Al Cross on Joe Creason

30th Joe Creason Lecture, April 10, 2007

I never dreamed of giving a tribute to Joe Creason, but this does feel like a dream come true.

This picture of Joe hangs on the wall of my office. It was taken in 1952, when Joe still wore a hat and wrote features from the field. Its caption is “Beatin’ the deadline,” and here he is – sittin’ on a soft-drink case, peckin’ away at his portable typewriter, probably tryin’ to meet the schedule of the bus that would take his copy back to Louisville.

It hangs on my wall for many reasons. Joe was the first newspaper reporter I ever met, and he wrote some of the stories my father liked to tell.

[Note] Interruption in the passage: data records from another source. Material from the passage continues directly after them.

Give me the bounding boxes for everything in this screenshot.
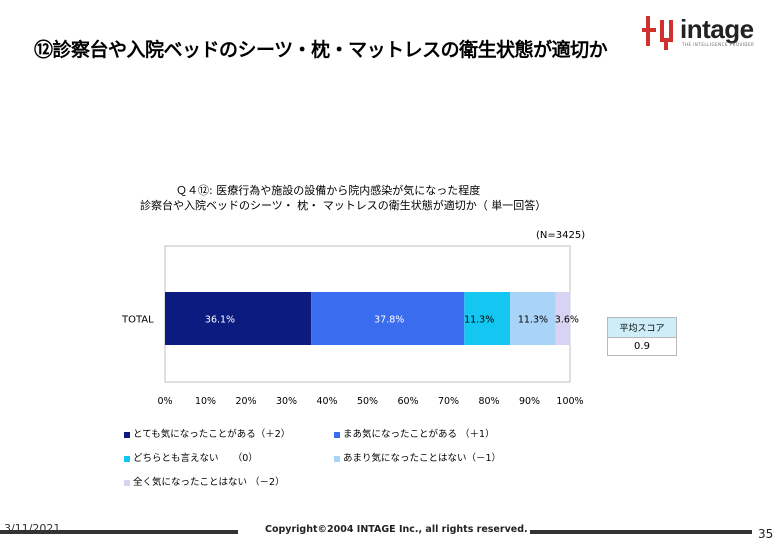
- chart-title: Ｑ４⑫: 医療行為や施設の設備から院内感染が気になった程度 診察台や入院ベッドの…: [140, 183, 620, 213]
- data-label: 3.6%: [555, 315, 579, 326]
- x-tick-label: 30%: [276, 396, 297, 407]
- logo-subtext: THE INTELLIGENCE PROVIDER: [682, 42, 755, 47]
- legend-item: どちらとも言えない （0）: [124, 450, 258, 464]
- legend-swatch: [124, 455, 130, 462]
- legend-swatch: [124, 431, 130, 438]
- data-label: 11.3%: [518, 315, 548, 326]
- x-tick-label: 80%: [478, 396, 499, 407]
- data-label: 37.8%: [374, 315, 404, 326]
- legend-label: まあ気になったことがある （＋1）: [343, 429, 495, 440]
- average-score-box: 平均スコア 0.9: [607, 317, 677, 356]
- footer-copyright: Copyright©2004 INTAGE Inc., all rights r…: [265, 524, 528, 535]
- logo-text: intage: [680, 14, 754, 44]
- x-tick-label: 90%: [519, 396, 540, 407]
- legend-label: あまり気になったことはない（－1）: [343, 453, 502, 464]
- bar-segment: [464, 292, 511, 345]
- footer-rule-right: [530, 530, 752, 534]
- legend-item: あまり気になったことはない（－1）: [334, 450, 501, 464]
- sample-size-label: (N=3425): [536, 230, 586, 241]
- x-tick-label: 50%: [357, 396, 378, 407]
- legend-swatch: [124, 479, 130, 486]
- chart-title-line2: 診察台や入院ベッドのシーツ・ 枕・ マットレスの衛生状態が適切か（ 単一回答）: [140, 199, 547, 212]
- x-tick-label: 0%: [157, 396, 172, 407]
- data-label: 11.3%: [464, 315, 494, 326]
- bar-segment: [311, 292, 465, 345]
- legend-label: とても気になったことがある（＋2）: [133, 429, 291, 440]
- x-tick-label: 70%: [438, 396, 459, 407]
- average-score-value: 0.9: [634, 341, 650, 352]
- x-tick-label: 60%: [397, 396, 418, 407]
- legend-label: 全く気になったことはない （－2）: [133, 477, 285, 488]
- category-label: TOTAL: [121, 315, 154, 326]
- bar-segment: [555, 292, 571, 345]
- x-tick-label: 10%: [195, 396, 216, 407]
- legend-item: とても気になったことがある（＋2）: [124, 426, 290, 440]
- intage-logo-icon: [642, 16, 673, 50]
- legend-swatch: [334, 455, 340, 462]
- average-score-header: 平均スコア: [608, 318, 676, 338]
- legend-item: 全く気になったことはない （－2）: [124, 474, 285, 488]
- x-tick-label: 20%: [235, 396, 256, 407]
- legend-swatch: [334, 431, 340, 438]
- page-number: 35: [758, 527, 774, 541]
- chart-title-line1: Ｑ４⑫: 医療行為や施設の設備から院内感染が気になった程度: [176, 184, 481, 197]
- footer-rule-left: [0, 530, 238, 534]
- legend-label: どちらとも言えない （0）: [133, 453, 258, 464]
- x-tick-label: 40%: [316, 396, 337, 407]
- x-tick-label: 100%: [556, 396, 583, 407]
- data-label: 36.1%: [205, 315, 235, 326]
- slide-title: ⑫診察台や入院ベッドのシーツ・枕・マットレスの衛生状態が適切か: [34, 39, 608, 61]
- bar-segment: [510, 292, 556, 345]
- legend-item: まあ気になったことがある （＋1）: [334, 426, 495, 440]
- bar-segment: [165, 292, 312, 345]
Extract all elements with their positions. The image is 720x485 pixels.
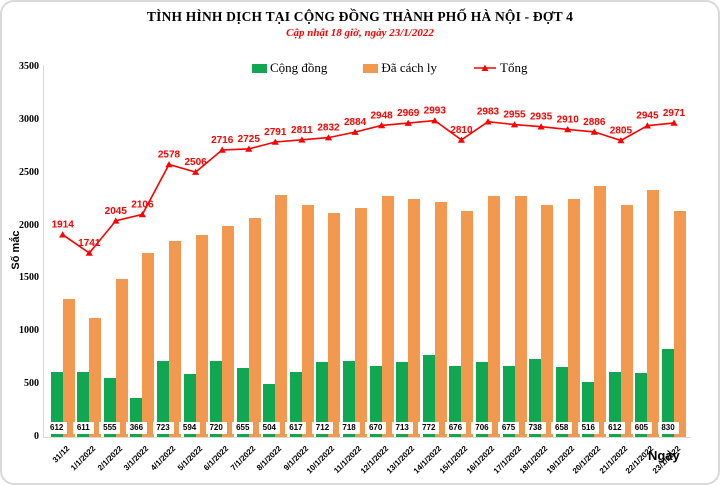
bar-value-label: 658: [551, 422, 573, 434]
bar-da-cach-ly: [301, 205, 314, 437]
bar-cong-dong: [157, 360, 169, 437]
y-tick-label: 500: [24, 378, 39, 390]
bar-cong-dong: [316, 361, 329, 437]
bar-da-cach-ly: [195, 234, 208, 437]
bar-value-label: 720: [205, 422, 227, 434]
bar-cong-dong: [50, 372, 63, 437]
bar-da-cach-ly: [594, 186, 607, 437]
y-axis-line: [43, 65, 44, 437]
chart-title: TÌNH HÌNH DỊCH TẠI CỘNG ĐỒNG THÀNH PHỐ H…: [146, 9, 574, 24]
legend-item-da-cach-ly: Đã cách ly: [363, 60, 437, 76]
legend-item-cong-dong: Cộng đồng: [252, 60, 327, 76]
red-line-marker-icon: [474, 64, 497, 71]
bar-da-cach-ly: [89, 317, 102, 437]
bar-cong-dong: [289, 371, 302, 437]
bar-cong-dong: [608, 372, 621, 437]
bar-da-cach-ly: [142, 253, 155, 437]
bar-value-label: 612: [604, 422, 626, 434]
bar-cong-dong: [343, 361, 356, 437]
green-bar-swatch-icon: [252, 63, 267, 73]
orange-bar-swatch-icon: [363, 63, 379, 73]
bar-value-label: 675: [498, 422, 520, 434]
bar-value-label: 713: [391, 422, 413, 434]
bar-cong-dong: [396, 361, 409, 437]
legend-label-da-cach-ly: Đã cách ly: [381, 60, 438, 75]
bar-cong-dong: [77, 372, 90, 437]
bar-da-cach-ly: [355, 208, 368, 437]
bar-value-label: 676: [444, 422, 466, 434]
bar-cong-dong: [635, 373, 648, 437]
bar-value-label: 706: [471, 422, 493, 434]
bar-value-label: 611: [72, 422, 94, 434]
legend: Cộng đồng Đã cách ly Tổng: [252, 60, 527, 76]
bar-cong-dong: [236, 367, 249, 437]
bar-da-cach-ly: [461, 211, 474, 437]
bar-value-label: 670: [365, 422, 387, 434]
legend-label-cong-dong: Cộng đồng: [270, 60, 328, 75]
bar-value-label: 555: [99, 422, 121, 434]
bar-cong-dong: [449, 365, 462, 437]
bar-da-cach-ly: [647, 189, 660, 437]
bar-da-cach-ly: [328, 212, 341, 437]
bar-cong-dong: [210, 360, 223, 437]
bar-value-label: 366: [125, 422, 147, 434]
y-tick-label: 2000: [19, 219, 39, 231]
x-axis-title: Ngày: [648, 448, 680, 463]
bar-value-label: 655: [232, 422, 254, 434]
bar-value-label: 605: [630, 422, 652, 434]
bar-cong-dong: [662, 349, 675, 437]
bar-da-cach-ly: [381, 196, 394, 437]
y-tick-label: 3000: [19, 113, 39, 125]
bar-da-cach-ly: [248, 218, 261, 437]
x-axis-line: [43, 437, 691, 438]
bar-da-cach-ly: [169, 240, 181, 437]
bar-value-label: 617: [285, 422, 307, 434]
bar-da-cach-ly: [620, 205, 633, 437]
bar-value-label: 712: [311, 422, 333, 434]
bar-value-label: 718: [338, 422, 360, 434]
bar-da-cach-ly: [275, 195, 288, 437]
y-tick-label: 2500: [19, 166, 39, 178]
bar-cong-dong: [555, 367, 568, 437]
bar-da-cach-ly: [408, 198, 421, 437]
bar-da-cach-ly: [514, 195, 527, 437]
bar-value-label: 504: [258, 422, 280, 434]
bar-da-cach-ly: [115, 279, 128, 437]
bar-cong-dong: [475, 362, 488, 437]
bar-value-label: 738: [524, 422, 546, 434]
bar-da-cach-ly: [222, 225, 235, 437]
bar-cong-dong: [183, 374, 196, 437]
bar-value-label: 594: [179, 422, 201, 434]
legend-label-tong: Tổng: [500, 60, 528, 75]
bar-value-label: 612: [46, 422, 68, 434]
y-tick-label: 3500: [19, 61, 39, 72]
bar-cong-dong: [422, 355, 435, 437]
bar-cong-dong: [502, 365, 515, 437]
bar-da-cach-ly: [434, 202, 447, 437]
bar-cong-dong: [369, 366, 382, 437]
y-tick-label: 1000: [19, 325, 39, 337]
bar-value-label: 516: [577, 422, 599, 434]
bar-value-label: 830: [657, 422, 679, 434]
legend-item-tong: Tổng: [473, 60, 527, 76]
y-tick-label: 0: [34, 431, 39, 442]
chart-subtitle: Cập nhật 18 giờ, ngày 23/1/2022: [286, 27, 434, 39]
bar-cong-dong: [529, 358, 542, 437]
bar-da-cach-ly: [487, 196, 500, 437]
y-tick-label: 1500: [19, 272, 39, 284]
bar-da-cach-ly: [674, 210, 687, 437]
bar-da-cach-ly: [541, 204, 554, 437]
bar-da-cach-ly: [62, 299, 75, 437]
bar-da-cach-ly: [567, 198, 580, 437]
bar-value-label: 772: [418, 422, 440, 434]
bar-value-label: 723: [152, 422, 174, 434]
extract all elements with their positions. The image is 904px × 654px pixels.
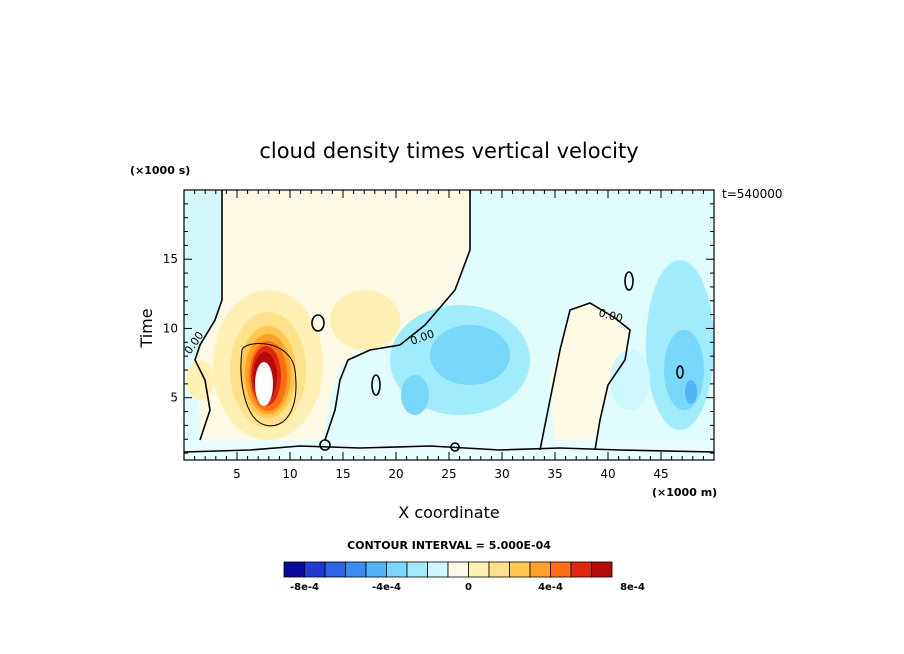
colorbar-swatch xyxy=(570,561,592,578)
colorbar-tick-label: -4e-4 xyxy=(372,582,401,593)
colorbar-swatch xyxy=(324,561,346,578)
colorbar-tick-label: -8e-4 xyxy=(290,582,319,593)
y-tick-label: 10 xyxy=(163,321,178,335)
x-tick-label: 20 xyxy=(388,467,403,481)
colorbar-swatch xyxy=(591,561,613,578)
colorbar-swatch xyxy=(488,561,510,578)
y-axis-label: Time xyxy=(137,308,156,348)
colorbar-swatch xyxy=(529,561,551,578)
colorbar-swatch xyxy=(345,561,367,578)
y-tick-label: 5 xyxy=(170,391,178,405)
axis-ticks: 5 10 15 20 25 30 35 40 45 5 10 15 xyxy=(163,190,714,481)
time-stamp: t=540000 xyxy=(722,187,783,201)
x-tick-label: 10 xyxy=(282,467,297,481)
chart-title: cloud density times vertical velocity xyxy=(259,139,638,163)
colorbar-swatch xyxy=(468,561,490,578)
colorbar-tick-label: 4e-4 xyxy=(538,582,563,593)
colorbar: -8e-4 -4e-4 0 4e-4 8e-4 xyxy=(283,561,645,593)
colorbar-swatch xyxy=(509,561,531,578)
colorbar-tick-label: 0 xyxy=(465,582,472,593)
x-tick-label: 5 xyxy=(233,467,241,481)
colorbar-swatch xyxy=(283,561,305,578)
x-tick-label: 15 xyxy=(335,467,350,481)
colorbar-swatch xyxy=(406,561,428,578)
x-axis-label: X coordinate xyxy=(398,503,499,522)
y-tick-label: 15 xyxy=(163,252,178,266)
colorbar-swatch xyxy=(386,561,408,578)
colorbar-swatch xyxy=(447,561,469,578)
y-unit-label: (×1000 s) xyxy=(130,164,190,177)
x-unit-label: (×1000 m) xyxy=(652,486,717,499)
colorbar-swatch xyxy=(304,561,326,578)
colorbar-tick-label: 8e-4 xyxy=(620,582,645,593)
contour-label: 0.00 xyxy=(597,306,624,325)
x-tick-label: 30 xyxy=(494,467,509,481)
colorbar-swatch xyxy=(427,561,449,578)
colorbar-swatch xyxy=(550,561,572,578)
x-tick-label: 35 xyxy=(547,467,562,481)
x-tick-label: 25 xyxy=(441,467,456,481)
heatmap-field xyxy=(184,190,714,460)
x-tick-label: 40 xyxy=(600,467,615,481)
contour-interval-text: CONTOUR INTERVAL = 5.000E-04 xyxy=(347,539,551,552)
x-tick-label: 45 xyxy=(653,467,668,481)
colorbar-swatch xyxy=(365,561,387,578)
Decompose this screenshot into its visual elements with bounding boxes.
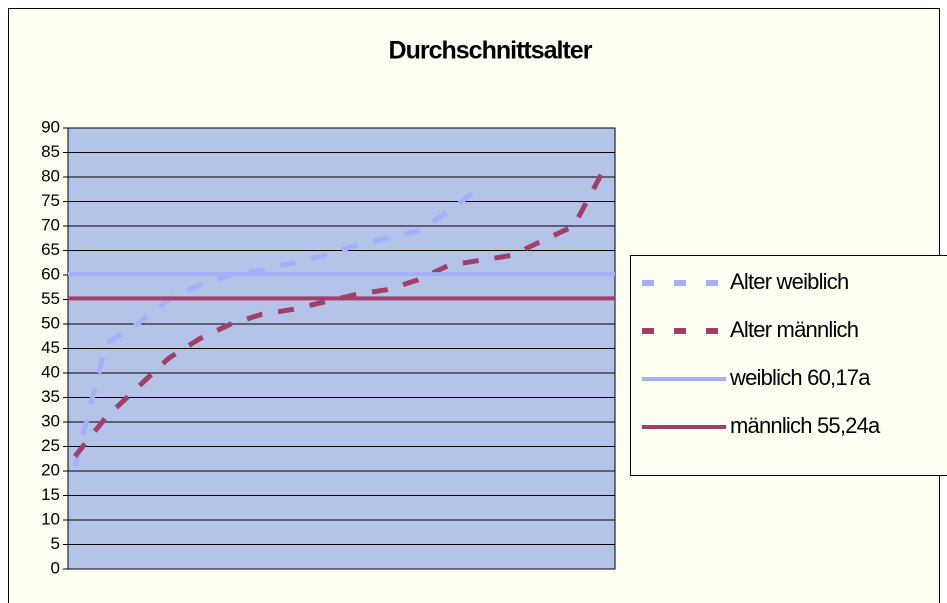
y-tick-label: 25: [41, 436, 60, 455]
y-tick-label: 90: [41, 117, 60, 136]
legend-label: Alter weiblich: [730, 269, 848, 294]
y-tick-label: 70: [41, 215, 60, 234]
legend-label: männlich 55,24a: [730, 413, 881, 438]
y-tick-label: 75: [41, 191, 60, 210]
y-tick-label: 35: [41, 387, 60, 406]
y-tick-label: 0: [51, 558, 60, 577]
y-tick-label: 60: [41, 264, 60, 283]
legend-label: Alter männlich: [730, 317, 858, 342]
plot-border: [67, 127, 616, 570]
y-tick-label: 20: [41, 460, 60, 479]
y-tick-label: 80: [41, 166, 60, 185]
line-series: [73, 166, 608, 458]
chart-title: Durchschnittsalter: [389, 37, 593, 65]
legend-label: weiblich 60,17a: [729, 365, 871, 390]
y-tick-label: 55: [41, 289, 60, 308]
y-tick-label: 85: [41, 142, 60, 161]
y-tick-label: 50: [41, 313, 60, 332]
y-tick-label: 15: [41, 485, 60, 504]
y-tick-label: 65: [41, 240, 60, 259]
y-tick-label: 45: [41, 338, 60, 357]
y-tick-label: 10: [41, 509, 60, 528]
y-tick-label: 5: [51, 534, 60, 553]
line-series: [72, 184, 482, 467]
legend-box: [630, 255, 947, 476]
y-tick-label: 40: [41, 362, 60, 381]
y-tick-label: 30: [41, 411, 60, 430]
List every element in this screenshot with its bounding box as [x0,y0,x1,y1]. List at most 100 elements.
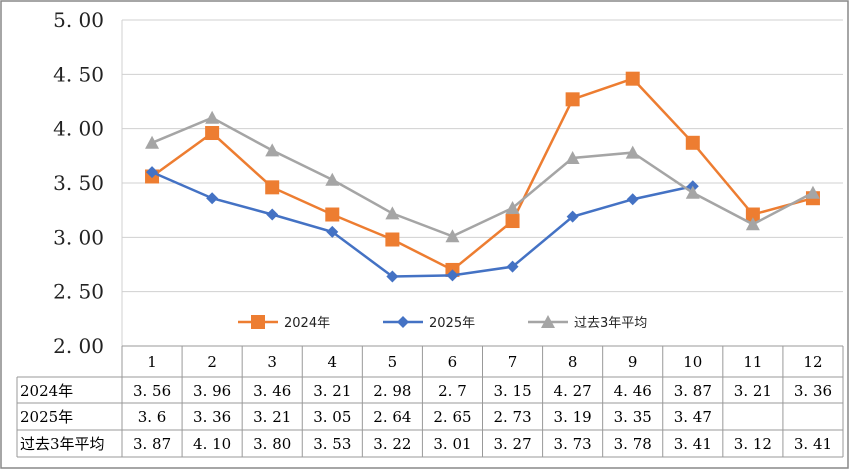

Joe’s middle name was Cross, and my Dad was the kind of fellow who liked to claim cousins without the benefit of genealogical research. Me, too.

When I applied for an internship at The Courier-Journal, Joe’s was the friendliest face I saw – just a chance meeting in an elevator, but it’s the moment I treasure most. Joe passed away less than two years later, so I never worked with him, but he remained an inspiration and role model. We both started out in the weekly newspaper business and went to The Courier-Journal, but liked to keep in touch with folks in the far reaches of Kentucky, where we were from.

Joe’s curriculum vita is pretty simple: Graduated UK 1940, became editor of The Tribune-Democrat in Benton, his home town, and quickly went to the Murray Ledger and Times and then to The C-J. When Joe died in 1974, his obituary by our colleague Warren Payne said he “inspired trust in those about whom he wrote” and “let his love for his native state shine through his words.” For a Kentucky journalist, that’s a shining epitaph.

Joe said he liked to tell “little stories,” meaning features, and then he became better known for even smaller stories, the items in the column that he began in 1963. A few of his colleagues saw little value in those little stories, but those smarty-pants at Sixth and Broadway failed to appreciate what we knew out in the far reaches -- that those little stories were like threads, sewing seams that knitted together the diverse parts of this often-fractious state.

Joe ranged the full breadth of the commonwealth, not just from Paducah to Pikeville, but from Madrid Bend to Majestic. Never heard of Majestic? I’ll bet Joe knew someone there. His work, of course, made him well known, and the legendary state editor Jim Ausenbaugh thinks Joe was the best-known person in Kentucky, or close to it.

In those days, for some people in my part of Kentucky, going to Madrid Bend or Majestic was about as difficult as it is today to get to the Middle East, and I think Molly Bingham will speak to you about making an effort to make those connections.

Joe Creason was a great ambassador for the Bingham family’s newspaper, and his work exemplified the paper’s interest in, and commitment to, the people of every single county in Kentucky. In so many ways, not just through their newspaper, the Bingham family has been abeacon to the far reaches of Kentucky. For some of us, Louisville was a faraway place, who can mistake a beacon, no matter how distant?

Those days are gone, never to return, as newspapers concentrate on their home metropolitan areas, struggle with the new age of digital media, and worry about their future. But the last paragraph of the great Kentucky author Jesse Stuart’s tribute to Joe, written in 1967, contains some advice they might consider: “There will never be any danger of a newspaper, however large or small, folding – if it has one goodwill ambassador-reporter like Joe Creason.”